In a blog post, Unit 42 consultants claimed, “We already knew it was getting worse from following the news, and many of us also knew from personal experience. Ransomware attacks have prevented us from accessing work computers, pushed up meat prices, led to gasoline shortages, shut down schools, delayed legal cases, prevented some of us from getting our cars inspected and caused some hospitals to turn away patients.”

The Rise of Quadruple Extortion
The rise of “quadruple extortion” is one disturbing trend identified by Unit 42 consultants as they handled dozens of ransomware cases in the first half of 2021. Ransomware operators now commonly use as many as four techniques for pressuring victims into paying:

  1. Encryption: Victims pay to regain access to scrambled data and compromised computer systems that stop working because key files are encrypted.
  2. Data Theft: Hackers release sensitive information if a ransom is not paid. (This trend really took off in 2020.)
  3. Denial of Service (DoS): Ransomware gangs launch denial of service attacks that shut down a victim’s public websites.
  4. Harassment: Cybercriminals contact customers, business partners, employees and media to tell them the organization was hacked.

While it’s rare for one organization to be the victim of all four techniques, this year we have increasingly seen ransomware gangs engage in additional approaches when victims don’t pay up after encryption and data theft. Among the dozens of cases that Unit 42 consultants reviewed in the first half of 2021, the average ransom demand was $5.3 million. That’s up 518% from the 2020 average of $847,000.
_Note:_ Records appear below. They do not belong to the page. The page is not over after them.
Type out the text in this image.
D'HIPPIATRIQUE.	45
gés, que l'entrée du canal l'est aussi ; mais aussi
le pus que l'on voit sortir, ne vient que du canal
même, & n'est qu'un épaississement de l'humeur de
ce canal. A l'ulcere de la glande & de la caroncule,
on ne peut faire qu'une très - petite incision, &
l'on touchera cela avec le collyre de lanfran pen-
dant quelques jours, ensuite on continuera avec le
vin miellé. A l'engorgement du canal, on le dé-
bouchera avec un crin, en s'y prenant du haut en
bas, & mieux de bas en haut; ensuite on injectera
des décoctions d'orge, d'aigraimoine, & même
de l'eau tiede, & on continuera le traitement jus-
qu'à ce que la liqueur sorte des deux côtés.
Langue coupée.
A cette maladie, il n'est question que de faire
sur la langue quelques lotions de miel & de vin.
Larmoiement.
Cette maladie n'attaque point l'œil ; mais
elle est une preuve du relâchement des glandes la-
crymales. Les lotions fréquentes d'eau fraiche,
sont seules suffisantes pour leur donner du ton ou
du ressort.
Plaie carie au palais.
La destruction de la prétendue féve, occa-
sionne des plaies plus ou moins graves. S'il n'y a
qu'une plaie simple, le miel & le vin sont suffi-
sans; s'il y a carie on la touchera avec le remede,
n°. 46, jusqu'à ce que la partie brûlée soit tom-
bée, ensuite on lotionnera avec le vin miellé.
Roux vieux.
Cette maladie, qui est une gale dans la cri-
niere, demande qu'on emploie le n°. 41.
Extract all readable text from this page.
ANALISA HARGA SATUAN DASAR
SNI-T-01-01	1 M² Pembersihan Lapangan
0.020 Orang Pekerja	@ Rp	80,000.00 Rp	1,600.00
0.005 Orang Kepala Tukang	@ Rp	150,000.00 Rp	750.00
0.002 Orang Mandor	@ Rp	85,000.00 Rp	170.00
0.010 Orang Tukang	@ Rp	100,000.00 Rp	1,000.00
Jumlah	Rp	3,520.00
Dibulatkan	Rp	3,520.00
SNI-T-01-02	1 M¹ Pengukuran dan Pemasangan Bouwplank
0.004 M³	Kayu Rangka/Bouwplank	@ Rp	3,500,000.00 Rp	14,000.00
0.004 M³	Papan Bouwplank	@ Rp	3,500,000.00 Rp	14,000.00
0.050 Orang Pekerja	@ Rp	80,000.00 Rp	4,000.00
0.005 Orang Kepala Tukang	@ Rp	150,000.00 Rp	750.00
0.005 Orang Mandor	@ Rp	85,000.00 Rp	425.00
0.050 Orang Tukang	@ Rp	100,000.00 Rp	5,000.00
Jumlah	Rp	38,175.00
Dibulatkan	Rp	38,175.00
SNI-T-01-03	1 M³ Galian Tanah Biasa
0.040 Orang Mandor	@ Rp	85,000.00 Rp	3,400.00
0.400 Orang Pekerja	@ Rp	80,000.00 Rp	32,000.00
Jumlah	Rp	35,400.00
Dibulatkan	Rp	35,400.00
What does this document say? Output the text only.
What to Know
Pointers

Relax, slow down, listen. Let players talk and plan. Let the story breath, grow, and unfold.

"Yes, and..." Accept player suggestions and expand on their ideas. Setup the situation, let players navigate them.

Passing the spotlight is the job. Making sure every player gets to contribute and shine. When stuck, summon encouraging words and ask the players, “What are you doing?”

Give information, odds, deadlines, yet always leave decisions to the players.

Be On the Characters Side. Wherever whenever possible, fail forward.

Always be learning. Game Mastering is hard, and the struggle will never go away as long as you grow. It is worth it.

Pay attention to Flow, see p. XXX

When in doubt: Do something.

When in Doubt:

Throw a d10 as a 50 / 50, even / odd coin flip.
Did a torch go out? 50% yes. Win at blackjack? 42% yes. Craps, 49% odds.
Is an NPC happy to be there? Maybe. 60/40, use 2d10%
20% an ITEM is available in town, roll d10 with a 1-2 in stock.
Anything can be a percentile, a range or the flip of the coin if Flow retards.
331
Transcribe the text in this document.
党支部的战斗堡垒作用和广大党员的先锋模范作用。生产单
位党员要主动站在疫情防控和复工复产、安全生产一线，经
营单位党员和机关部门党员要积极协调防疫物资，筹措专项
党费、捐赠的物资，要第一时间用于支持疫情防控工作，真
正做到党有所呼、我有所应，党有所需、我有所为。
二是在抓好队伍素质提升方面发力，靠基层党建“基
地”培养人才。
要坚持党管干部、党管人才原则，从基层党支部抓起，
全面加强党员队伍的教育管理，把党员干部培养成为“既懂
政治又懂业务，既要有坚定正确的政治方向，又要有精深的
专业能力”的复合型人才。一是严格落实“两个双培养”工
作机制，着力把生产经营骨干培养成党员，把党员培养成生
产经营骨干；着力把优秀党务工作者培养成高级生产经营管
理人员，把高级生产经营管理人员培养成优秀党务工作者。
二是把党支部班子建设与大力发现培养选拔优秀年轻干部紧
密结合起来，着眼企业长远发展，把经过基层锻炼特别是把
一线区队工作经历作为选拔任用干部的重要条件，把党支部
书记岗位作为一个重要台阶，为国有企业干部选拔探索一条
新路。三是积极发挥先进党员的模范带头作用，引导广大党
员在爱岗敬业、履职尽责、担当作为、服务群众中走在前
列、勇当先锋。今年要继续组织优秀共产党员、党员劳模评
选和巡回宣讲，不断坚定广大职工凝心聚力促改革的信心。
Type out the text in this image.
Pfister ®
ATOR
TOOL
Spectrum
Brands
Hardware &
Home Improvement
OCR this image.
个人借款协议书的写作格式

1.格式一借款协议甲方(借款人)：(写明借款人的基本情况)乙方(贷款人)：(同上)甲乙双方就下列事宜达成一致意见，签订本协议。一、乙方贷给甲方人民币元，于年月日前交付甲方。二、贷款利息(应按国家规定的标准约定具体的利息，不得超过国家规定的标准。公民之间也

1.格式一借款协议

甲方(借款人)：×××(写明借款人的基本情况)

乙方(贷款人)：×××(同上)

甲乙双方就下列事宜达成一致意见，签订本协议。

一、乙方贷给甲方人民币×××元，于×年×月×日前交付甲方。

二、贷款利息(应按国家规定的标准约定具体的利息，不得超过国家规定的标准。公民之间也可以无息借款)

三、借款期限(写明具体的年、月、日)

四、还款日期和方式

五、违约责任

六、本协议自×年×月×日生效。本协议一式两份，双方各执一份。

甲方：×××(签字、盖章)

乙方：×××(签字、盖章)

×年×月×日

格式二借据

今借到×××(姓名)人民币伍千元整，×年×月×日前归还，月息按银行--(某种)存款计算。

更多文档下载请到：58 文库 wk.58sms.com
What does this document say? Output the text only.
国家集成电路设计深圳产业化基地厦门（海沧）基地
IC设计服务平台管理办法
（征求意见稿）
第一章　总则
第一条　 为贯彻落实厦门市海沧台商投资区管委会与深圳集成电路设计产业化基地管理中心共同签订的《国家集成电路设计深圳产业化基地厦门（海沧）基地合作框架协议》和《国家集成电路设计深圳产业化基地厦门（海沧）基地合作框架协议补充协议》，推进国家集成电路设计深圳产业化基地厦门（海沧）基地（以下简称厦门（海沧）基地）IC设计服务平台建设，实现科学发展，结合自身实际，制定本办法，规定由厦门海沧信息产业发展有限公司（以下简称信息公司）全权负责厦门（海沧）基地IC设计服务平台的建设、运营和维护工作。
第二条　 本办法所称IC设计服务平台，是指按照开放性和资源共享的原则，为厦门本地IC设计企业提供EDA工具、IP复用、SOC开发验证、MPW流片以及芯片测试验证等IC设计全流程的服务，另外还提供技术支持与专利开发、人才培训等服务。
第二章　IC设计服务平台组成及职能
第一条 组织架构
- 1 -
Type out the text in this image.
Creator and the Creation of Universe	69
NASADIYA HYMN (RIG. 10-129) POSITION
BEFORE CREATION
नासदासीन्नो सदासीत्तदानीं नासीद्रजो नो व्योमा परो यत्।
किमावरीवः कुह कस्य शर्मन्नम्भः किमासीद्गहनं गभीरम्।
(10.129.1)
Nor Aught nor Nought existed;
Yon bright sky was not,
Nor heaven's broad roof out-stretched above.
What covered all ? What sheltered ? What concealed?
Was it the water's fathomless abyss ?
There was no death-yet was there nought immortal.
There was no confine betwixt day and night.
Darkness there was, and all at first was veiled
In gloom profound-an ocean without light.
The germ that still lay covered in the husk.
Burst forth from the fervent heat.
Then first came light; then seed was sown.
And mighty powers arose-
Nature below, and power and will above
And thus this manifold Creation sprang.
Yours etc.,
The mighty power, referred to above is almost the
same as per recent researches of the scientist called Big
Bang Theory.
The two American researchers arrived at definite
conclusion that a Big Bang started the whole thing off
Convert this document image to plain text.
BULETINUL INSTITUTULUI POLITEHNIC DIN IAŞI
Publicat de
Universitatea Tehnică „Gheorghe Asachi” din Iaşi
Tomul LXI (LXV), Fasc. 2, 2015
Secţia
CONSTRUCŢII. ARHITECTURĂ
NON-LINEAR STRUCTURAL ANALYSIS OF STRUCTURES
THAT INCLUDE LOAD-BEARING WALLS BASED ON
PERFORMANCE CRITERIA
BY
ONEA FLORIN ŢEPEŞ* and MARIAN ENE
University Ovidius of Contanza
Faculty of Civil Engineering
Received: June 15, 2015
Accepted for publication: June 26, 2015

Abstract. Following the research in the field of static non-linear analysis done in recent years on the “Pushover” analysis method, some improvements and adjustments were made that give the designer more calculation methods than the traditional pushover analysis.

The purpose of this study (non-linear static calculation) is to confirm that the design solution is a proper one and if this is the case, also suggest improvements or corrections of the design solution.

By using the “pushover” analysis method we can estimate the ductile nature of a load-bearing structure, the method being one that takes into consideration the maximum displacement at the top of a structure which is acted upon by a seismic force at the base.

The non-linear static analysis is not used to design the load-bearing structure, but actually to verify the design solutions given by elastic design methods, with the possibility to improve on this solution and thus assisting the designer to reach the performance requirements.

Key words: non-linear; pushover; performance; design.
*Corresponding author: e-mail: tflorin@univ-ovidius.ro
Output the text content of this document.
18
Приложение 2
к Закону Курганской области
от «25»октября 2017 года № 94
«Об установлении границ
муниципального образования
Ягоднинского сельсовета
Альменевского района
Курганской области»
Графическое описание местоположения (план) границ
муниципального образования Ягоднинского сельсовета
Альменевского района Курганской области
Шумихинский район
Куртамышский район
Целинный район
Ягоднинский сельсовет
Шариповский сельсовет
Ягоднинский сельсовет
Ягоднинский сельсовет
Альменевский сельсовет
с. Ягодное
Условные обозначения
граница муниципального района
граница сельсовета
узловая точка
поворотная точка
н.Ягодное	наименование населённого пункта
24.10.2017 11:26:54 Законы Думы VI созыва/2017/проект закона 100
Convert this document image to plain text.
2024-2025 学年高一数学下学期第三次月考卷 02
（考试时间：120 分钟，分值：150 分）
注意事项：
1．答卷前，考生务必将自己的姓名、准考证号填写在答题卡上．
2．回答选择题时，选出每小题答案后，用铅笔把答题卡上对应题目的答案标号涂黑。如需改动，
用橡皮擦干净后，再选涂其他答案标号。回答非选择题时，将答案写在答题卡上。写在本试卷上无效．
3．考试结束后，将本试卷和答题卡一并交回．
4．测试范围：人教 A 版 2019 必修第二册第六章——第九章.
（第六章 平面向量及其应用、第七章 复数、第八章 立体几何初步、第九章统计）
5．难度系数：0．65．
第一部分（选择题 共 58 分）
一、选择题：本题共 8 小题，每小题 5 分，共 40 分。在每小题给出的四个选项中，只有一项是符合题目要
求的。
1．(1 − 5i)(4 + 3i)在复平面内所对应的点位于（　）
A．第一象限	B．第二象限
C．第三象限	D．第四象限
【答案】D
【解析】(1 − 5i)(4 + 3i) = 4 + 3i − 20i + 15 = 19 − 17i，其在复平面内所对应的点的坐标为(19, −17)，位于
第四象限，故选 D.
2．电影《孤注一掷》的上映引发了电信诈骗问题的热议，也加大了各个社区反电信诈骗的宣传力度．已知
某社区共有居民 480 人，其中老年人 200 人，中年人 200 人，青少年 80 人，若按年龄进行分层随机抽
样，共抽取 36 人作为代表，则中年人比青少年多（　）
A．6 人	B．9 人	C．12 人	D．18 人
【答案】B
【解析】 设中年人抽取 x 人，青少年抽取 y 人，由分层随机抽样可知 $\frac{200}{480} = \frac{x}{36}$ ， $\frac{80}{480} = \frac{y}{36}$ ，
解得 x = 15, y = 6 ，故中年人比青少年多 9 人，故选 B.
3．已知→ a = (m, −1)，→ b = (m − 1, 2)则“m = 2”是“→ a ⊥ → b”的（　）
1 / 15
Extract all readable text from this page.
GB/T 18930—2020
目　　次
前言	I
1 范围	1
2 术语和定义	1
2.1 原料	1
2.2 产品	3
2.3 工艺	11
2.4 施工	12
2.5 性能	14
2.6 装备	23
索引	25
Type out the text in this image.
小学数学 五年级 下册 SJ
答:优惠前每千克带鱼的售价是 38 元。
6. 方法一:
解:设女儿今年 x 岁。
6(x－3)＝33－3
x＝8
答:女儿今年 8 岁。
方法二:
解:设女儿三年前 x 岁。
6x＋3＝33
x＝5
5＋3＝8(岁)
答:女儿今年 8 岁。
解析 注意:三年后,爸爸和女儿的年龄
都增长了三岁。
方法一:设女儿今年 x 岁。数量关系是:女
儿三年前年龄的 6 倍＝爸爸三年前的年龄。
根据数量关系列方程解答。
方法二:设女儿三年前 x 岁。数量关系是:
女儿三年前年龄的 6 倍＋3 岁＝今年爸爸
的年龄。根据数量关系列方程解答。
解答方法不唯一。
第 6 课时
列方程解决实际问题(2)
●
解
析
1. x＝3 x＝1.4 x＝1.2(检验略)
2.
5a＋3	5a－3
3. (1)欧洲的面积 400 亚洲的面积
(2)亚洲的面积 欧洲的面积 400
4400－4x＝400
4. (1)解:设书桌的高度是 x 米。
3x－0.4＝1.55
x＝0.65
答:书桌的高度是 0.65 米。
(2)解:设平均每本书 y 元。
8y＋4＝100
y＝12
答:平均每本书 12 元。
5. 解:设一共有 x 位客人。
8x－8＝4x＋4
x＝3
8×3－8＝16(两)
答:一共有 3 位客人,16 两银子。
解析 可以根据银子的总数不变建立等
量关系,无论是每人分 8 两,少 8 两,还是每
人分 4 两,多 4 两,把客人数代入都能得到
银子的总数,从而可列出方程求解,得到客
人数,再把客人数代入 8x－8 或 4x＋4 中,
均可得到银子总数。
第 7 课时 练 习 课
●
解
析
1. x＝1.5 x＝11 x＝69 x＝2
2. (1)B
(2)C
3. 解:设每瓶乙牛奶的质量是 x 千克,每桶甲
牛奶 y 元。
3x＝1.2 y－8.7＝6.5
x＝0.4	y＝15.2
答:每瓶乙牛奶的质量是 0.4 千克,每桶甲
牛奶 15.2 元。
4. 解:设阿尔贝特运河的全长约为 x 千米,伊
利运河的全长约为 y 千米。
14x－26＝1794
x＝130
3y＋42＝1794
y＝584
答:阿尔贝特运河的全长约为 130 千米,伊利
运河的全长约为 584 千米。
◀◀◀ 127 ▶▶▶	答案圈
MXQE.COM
The highest ransom demand of a single victim seen by our consultants rose to $50 million in the first half of 2021 from $30 million last year. Additionally, REvil recently tested out a new approach by offering to provide a universal decryption key to all organizations impacted by the Kaseya VSA attack for $70 million, though it quickly dropped the asking price to $50 million. Kaseya eventually obtained a universal decryption key, but it’s unclear what payment was made, if any.

The largest confirmed payment, so far this year, was the $11 million that JBS SA disclosed after a massive attack in June. Last year, the largest payment we observed was $10 million.

The Unit 42 consultants predicts that ransoms will continue their upward trajectory, we do expect to see some gangs continue to focus on the low end of the market, regularly targeting small businesses that lack resources to invest heavily in cybersecurity. So far this year, we have observed groups, including NetWalker, SunCrypt and Lockbit, demanding and taking in payments ranging from $10,000 to $50,000. While they may seem small compared to the largest ransoms we observed, payments that size can have a debilitating impact on a small organization.